Extension of Fig. 4 to the whole period of Aeronet measurements available in Cairo. The horizontal red line is the best fit to the modelled concentrations and shows that there was no significant evolution of these concentrations in the last 18 years (R2 = 0.0003)

Summary and Conclusion

In this study we have analysed the correlation between the daily averages of the PM10 surface concentrations (C) monitored in two megacities with contrasted climates (Cairo and Gual Pahari, in the Delhi conurbation) and the AOD measured by collocated sunphotometers of the Aerosol Robotics Network.

At the two sites, the variations of the AOD/C ratio are driven in the first place by the atmospheric content in precipitable water vapour (PW), which emphasizes the hygroscopic nature of the aerosol at the two locations. However, that this effect is more pronounced at the Indian site than at the Egyptian one indicates differences in aerosols composition and affinity with water vapour.

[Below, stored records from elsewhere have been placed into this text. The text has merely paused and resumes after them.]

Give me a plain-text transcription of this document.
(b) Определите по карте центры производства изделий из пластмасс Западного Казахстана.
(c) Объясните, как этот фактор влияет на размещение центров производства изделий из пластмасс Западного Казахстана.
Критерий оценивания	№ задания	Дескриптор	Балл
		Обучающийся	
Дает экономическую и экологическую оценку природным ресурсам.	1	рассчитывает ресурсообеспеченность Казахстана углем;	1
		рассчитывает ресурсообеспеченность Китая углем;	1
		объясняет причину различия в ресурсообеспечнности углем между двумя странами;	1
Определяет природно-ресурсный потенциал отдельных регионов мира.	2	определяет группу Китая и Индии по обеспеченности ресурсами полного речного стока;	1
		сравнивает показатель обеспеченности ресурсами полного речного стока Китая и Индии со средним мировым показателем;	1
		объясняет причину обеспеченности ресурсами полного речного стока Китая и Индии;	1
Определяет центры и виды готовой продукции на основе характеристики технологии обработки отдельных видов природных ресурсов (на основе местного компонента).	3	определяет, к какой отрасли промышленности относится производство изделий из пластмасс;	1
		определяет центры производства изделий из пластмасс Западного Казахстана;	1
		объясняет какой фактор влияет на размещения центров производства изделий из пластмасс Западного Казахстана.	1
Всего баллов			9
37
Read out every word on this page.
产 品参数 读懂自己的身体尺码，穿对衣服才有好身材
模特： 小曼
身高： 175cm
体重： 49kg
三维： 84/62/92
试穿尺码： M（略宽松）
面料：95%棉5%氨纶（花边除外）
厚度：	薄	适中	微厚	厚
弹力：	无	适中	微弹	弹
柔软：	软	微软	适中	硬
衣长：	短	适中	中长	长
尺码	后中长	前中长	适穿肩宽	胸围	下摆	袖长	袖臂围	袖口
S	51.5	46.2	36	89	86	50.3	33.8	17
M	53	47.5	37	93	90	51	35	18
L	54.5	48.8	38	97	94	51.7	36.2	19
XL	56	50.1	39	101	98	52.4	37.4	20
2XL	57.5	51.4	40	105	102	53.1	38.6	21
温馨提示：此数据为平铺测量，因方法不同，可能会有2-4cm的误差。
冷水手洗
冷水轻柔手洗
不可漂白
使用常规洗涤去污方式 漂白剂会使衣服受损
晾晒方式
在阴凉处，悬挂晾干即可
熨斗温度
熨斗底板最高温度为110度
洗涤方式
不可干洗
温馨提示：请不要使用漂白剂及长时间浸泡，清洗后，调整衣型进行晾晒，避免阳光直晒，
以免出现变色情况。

Besides humidity, variations of the Angström exponent (AE) used as a proxy of the size of the aerosol particles have a significant impact on AOD/C in Cairo but not in Gual Pahari. At the latter site, the influence of the variations of the particles size is most probably masked by the overwhelming effect of humidity.

Finally, the variability of the planetary boundary layer height (H), is found to play only a secondary role at the two locations.

At the daily temporal resolution, a simple model (Eq. (3)) derived from these observations allows retrieving the measured C with an accuracy of 26 and 21% (relative mean absolute error) Cairo and Gual Pahari. This agreement is considerably improved at the weekly (15 and 12%, respectively) and monthly (11 and 5%) resolutions. The correlation coefficients are then better than 0.81 at the 2 sites.

This very good agreement of this empirical model with observations shows that Aeronet measurements are a perfect tool for estimating the surface concentrations in megacities. It also validates indirectly the main assumption of the model, namely that the aerosol particles are in most cases confined to the PBL. Because the capping inversion at the top of the PBL usually acts as a barrier preventing the passage of the particles towards the free atmosphere, this confinement was expected in megacities where the majority of the aerosol sources (cars, industries, waste burning, etc.) are located very close to the Earth’s surface. However, in some regions, aerosols transported at high altitudes could constitute an exception. For instance, previous studies showed that desert dust can be transported over the Mediterranean under the form of layered plumes in the free atmosphere (e.g. Denjean et al., 2016; Di Sarra et al., 2001; Gkikas et al., 2016), especially in summer when intense convection facilitates the initial vertical uplift of the dust particles above the source regions. The fact that in Egypt and India the production of mineral dust does not occur in summer but mostly in springtime (when solar radiation is less intense) could explain that it does not reach the free atmosphere.

Finally, the methodology applied in this work could easily be applied for any other AERONET station where at least a few years of parallel measurements of the surface concentration are available. These direct measurements are necessary for checking the validity of the model’s assumptions and for its calibration.